Source : The Business Times, 16 October 2007
(KUALA LUMPUR) Property developer UDA Holdings Bhd will begin transforming the Pudu Prison area in Kuala Lumpur into a commercial hub next year,says a report in Malaysia's Business Times.
'We have plans to turn the area into a commercial development, which will include retail centres, offices, residences and parks,' UDA general manager of urban development division, Nooraini Mohamad Rashidi, told MBT in an interview.
The development is currently referred to as the Bukit Bintang Commercial Centre, but there will be a name change once it has been completed.
The project, expected to stretch over eight to 10 years, will have a gross development value of RM2 billion (S$868.8 million), she said.
UDA agreed to buy the 8.1-hectare land housing the prison from the government in May 1999.
It was offered the development rights and first right of purchase of the land in exchange for having built the Sungai Buloh Prison.
The group is still in the midst of finalising ownership details.
UDA expects to kick off the project with a residential development comprising affordable apartments.
This will be followed by retail centres and later, offices.
It plans to include some iconic structures as part of the development.
Pudu Prison, Malaysia's oldest remand centre and built by the British in 1895, closed down in 1996 and was briefly turned into a tourist attraction.

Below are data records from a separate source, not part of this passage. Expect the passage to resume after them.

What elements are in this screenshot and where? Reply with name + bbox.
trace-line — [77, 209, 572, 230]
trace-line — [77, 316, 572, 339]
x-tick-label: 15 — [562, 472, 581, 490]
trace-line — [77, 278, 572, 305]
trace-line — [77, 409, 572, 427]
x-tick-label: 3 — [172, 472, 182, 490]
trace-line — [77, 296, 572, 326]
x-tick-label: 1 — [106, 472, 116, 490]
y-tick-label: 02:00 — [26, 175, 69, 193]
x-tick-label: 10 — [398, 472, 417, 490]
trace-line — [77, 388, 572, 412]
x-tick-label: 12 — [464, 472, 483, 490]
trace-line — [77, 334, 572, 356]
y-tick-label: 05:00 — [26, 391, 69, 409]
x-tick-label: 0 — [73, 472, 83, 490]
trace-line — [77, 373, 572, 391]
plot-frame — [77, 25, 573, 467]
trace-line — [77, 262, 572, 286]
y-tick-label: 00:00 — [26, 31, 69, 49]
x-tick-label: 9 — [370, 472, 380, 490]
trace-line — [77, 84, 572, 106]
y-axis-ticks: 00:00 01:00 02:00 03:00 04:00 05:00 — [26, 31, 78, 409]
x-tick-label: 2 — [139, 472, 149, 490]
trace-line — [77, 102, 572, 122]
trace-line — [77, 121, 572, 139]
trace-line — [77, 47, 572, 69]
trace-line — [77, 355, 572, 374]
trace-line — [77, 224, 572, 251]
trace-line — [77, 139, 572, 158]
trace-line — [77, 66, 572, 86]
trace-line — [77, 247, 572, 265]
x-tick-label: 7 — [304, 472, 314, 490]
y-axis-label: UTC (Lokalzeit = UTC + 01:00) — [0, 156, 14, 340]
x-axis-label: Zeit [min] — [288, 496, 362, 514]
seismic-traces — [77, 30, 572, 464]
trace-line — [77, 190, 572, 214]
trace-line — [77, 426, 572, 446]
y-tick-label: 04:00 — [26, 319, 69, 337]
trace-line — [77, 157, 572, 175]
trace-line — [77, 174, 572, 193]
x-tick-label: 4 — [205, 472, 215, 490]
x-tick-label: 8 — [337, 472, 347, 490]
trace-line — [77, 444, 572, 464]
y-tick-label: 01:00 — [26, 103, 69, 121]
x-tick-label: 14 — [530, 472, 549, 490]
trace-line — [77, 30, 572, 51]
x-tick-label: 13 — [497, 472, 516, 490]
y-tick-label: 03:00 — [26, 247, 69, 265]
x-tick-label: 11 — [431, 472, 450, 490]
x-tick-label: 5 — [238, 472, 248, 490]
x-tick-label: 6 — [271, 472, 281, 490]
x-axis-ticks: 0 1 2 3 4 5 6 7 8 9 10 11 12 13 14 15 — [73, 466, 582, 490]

Today, it serves as a detention centre for drug addicts in the city. This is, however, temporary as the Kuala Lumpur City Hall is expected to build new facilities to re-house the addicts next year, Ms Nooraini said.
'We will look at commencing work on the commercial project in 2008,' she said, adding that this would begin with demolition works.
Despite the area's prime location, UDA may have an uphill task persuading superstitious Malaysians to buy property on a former prison site where some of the country's most notorious criminals were executed.
UDA, however, is counting on people to have short memories once they see how attractive the area can look and feel when work on it is completed.
'It could be a marketing nightmare. But as in all places, after a while, people will forget,' Ms Nooraini said.
UDA has had previous experience in developing prison sites. It has, for example, built the Jerejak Resort & Spa on Penang's Jerejak Island, which used to be a prison.
Ms Nooraini said that the plan to develop the Pudu Prison area is part and parcel of UDA's mandate to increase bumiputera property ownership in urban areas.